Virtual User Infrastructure: What, Why and How It Enables Desktop Virtualization
In an effort to reduce the cost of managing user desktops, enterprises have begun to think about delivering virtual desktops that can be generated on-the-fly and enable standardization to make desktop management easier.
On the market today, we see a number of solutions in various stages of development being designed to enable a single disk image to be used to support thousands of user desktops, thus minimizing the cost of the desktop. We are also seeing an excess of application virtualization technologies that enable enterprise applications to be easily layered on top of the operating system. These two technologies have had a tremendous amount of thought and development put into them over the past few years and are, by far, the most obvious solutions for enabling lower cost delivery of applications to end users.
If we look at the mainstream desktop virtualization vendors, they have almost exclusively focused on these two aspects. The best way to visualize this is to see them as Lego blocks in that with the right blocks we can build anything we desire. Basically, each block represents an operating system component or an application component, all of which can be simply plugged together to form the desktop for the user. However, these technologies, when integrated, can become quite tricky. Sometimes we may build a figure and discover that it does not function the way it needs to, so we rebuild.
With these technologies, enterprises realize that isolating layers, in order for them to be managed individually, is the most cost-effective method.
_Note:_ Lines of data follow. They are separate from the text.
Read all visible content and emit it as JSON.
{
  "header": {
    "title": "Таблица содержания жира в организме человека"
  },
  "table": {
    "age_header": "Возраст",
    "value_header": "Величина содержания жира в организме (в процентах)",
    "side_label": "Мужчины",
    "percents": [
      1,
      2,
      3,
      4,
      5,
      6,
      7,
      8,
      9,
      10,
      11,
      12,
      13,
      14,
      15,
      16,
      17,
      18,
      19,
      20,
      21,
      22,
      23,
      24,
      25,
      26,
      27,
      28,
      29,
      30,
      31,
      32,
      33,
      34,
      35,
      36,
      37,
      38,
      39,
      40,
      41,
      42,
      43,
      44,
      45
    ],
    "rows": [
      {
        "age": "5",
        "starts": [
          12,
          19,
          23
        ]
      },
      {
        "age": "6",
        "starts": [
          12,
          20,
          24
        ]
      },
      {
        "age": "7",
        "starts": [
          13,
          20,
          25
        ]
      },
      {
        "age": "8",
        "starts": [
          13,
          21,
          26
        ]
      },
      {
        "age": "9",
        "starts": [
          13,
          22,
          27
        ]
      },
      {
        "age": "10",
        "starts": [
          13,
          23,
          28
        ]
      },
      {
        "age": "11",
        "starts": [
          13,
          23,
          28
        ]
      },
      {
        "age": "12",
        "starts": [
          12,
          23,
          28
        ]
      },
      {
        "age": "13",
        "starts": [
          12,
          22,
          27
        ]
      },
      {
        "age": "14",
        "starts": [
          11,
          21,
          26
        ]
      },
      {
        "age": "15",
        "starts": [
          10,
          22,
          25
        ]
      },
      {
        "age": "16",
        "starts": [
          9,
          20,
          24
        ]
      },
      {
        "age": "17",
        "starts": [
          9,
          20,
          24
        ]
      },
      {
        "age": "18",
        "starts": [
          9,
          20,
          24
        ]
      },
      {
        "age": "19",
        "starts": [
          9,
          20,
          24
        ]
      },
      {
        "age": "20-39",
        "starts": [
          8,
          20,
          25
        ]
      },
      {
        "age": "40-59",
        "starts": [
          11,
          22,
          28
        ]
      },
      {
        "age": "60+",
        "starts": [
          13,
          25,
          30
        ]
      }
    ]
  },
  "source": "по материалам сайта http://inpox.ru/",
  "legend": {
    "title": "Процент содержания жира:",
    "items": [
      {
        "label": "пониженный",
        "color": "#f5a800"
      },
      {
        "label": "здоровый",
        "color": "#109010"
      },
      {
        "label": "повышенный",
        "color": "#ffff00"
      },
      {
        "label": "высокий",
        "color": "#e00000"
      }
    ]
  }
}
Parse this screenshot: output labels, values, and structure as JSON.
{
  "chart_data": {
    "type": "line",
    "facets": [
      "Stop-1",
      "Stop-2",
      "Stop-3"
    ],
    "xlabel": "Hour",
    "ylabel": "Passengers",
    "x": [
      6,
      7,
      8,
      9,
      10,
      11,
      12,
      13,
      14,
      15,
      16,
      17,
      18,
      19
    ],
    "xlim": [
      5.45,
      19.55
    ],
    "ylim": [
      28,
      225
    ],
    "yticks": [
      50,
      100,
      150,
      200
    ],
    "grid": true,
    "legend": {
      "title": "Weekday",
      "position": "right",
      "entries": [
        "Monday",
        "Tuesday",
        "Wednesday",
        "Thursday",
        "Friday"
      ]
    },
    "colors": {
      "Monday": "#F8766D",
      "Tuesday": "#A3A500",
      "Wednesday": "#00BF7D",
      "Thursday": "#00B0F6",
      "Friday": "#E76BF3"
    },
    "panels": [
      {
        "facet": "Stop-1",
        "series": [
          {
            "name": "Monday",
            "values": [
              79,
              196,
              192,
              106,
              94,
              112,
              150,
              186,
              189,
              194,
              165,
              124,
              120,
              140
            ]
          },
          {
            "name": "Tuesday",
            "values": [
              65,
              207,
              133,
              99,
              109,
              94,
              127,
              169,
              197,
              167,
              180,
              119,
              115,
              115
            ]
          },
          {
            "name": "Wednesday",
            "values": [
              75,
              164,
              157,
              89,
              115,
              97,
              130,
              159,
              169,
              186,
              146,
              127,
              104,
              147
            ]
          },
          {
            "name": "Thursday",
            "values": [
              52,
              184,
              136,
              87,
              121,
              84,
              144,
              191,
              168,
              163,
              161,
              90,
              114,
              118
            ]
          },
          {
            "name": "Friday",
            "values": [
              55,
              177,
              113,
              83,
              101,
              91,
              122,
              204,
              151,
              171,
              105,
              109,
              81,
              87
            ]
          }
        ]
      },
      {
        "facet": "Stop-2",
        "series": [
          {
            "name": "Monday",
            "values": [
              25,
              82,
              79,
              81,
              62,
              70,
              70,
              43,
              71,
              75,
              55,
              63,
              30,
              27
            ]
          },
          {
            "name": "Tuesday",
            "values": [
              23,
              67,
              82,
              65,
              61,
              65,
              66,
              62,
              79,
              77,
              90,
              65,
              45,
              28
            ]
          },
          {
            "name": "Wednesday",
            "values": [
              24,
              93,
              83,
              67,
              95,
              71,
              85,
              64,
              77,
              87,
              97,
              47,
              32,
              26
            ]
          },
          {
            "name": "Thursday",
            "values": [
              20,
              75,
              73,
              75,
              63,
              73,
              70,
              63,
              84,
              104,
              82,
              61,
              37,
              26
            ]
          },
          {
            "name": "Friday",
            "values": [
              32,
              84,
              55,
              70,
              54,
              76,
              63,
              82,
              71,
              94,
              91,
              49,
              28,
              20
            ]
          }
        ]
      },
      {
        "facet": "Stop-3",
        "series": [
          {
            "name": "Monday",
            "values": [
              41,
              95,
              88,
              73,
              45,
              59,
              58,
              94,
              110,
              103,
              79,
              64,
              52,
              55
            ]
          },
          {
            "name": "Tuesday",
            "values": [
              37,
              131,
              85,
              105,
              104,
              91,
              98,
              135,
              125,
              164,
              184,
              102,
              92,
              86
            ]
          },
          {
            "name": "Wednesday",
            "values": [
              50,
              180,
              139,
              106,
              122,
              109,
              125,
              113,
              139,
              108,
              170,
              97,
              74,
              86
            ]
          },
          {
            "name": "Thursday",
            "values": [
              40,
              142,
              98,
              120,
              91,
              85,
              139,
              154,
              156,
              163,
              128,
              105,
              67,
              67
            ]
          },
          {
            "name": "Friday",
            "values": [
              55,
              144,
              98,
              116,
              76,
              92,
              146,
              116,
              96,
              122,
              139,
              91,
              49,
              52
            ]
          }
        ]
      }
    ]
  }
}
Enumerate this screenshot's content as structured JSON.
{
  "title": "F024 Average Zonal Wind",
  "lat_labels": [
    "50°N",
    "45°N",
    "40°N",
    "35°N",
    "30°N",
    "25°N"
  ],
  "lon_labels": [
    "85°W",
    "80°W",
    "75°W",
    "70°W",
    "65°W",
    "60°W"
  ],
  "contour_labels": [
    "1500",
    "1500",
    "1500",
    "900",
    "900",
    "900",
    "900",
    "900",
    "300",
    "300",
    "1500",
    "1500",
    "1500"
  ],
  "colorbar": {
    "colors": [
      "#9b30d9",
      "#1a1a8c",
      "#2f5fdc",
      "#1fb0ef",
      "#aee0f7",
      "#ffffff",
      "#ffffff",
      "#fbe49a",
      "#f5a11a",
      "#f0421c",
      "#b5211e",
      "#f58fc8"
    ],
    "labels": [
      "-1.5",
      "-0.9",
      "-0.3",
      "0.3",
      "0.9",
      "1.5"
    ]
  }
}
However, the integration and interoperability of the applications and operating system are crucial to the success of the desktop -- and end user satisfaction for that matter.
Say for instance, yesterday the applications were all locally installed on the desktop, provided as delivered/packaged MSI’s or even installed by IT from CD/DVD/USB drive. Therefore, all applications were locally installed with no isolation from each other, which meant that there were no integration worries when it came to applications being aware of each other. But this usually creates issues relating to incompatibilities between the applications, and in many ways this is exactly why application virtualization vendors exist today. Here we have created a Catch-22 situation in that the very technology that we created to fix application compatibility issues causes an application incompatibility issue, making the desktop harder to manage for the user.
It can be argued that the user experience is without question the MOST important aspect of a desktop delivery, and this remains the same whether the desktop is physical or virtual. Studies have shown that if the user does not accept the solution during proof of concept or pilot, then the adoption of virtual desktops will simply not be accepted in that enterprise.
In order to find the balance between delivering the best user experience and reducing desktop management costs, some form of Virtual User Infrastructure (VUI) needs to be implemented. The role of this would be to pull together the various forms of application virtualization at the desktop (regardless of whether that desktop is virtual, physical, terminal services or even a mixture of these) and enable the user to use the applications without being hampered by the aforementioned interoperability challenge. VUI is all about ensuring the user has a pleasant desktop experience.
VUI needs to cater to:
- User personalization independent of
- Platform (physical, virtual, RDS etc)
- Application virtualization technology
- User installed application management
- Business applications that are required but have not yet been packaged for the desktop
- User data management
- User documents and other data that is created by users within their applications
These are commonly seen as the three key areas that a VUI solution needs to be able to deliver against in order to satisfy end users and ensure enterprises are being most cost-effective.
I am extremely interested to hear your feedback on this…how do you define the role of the user?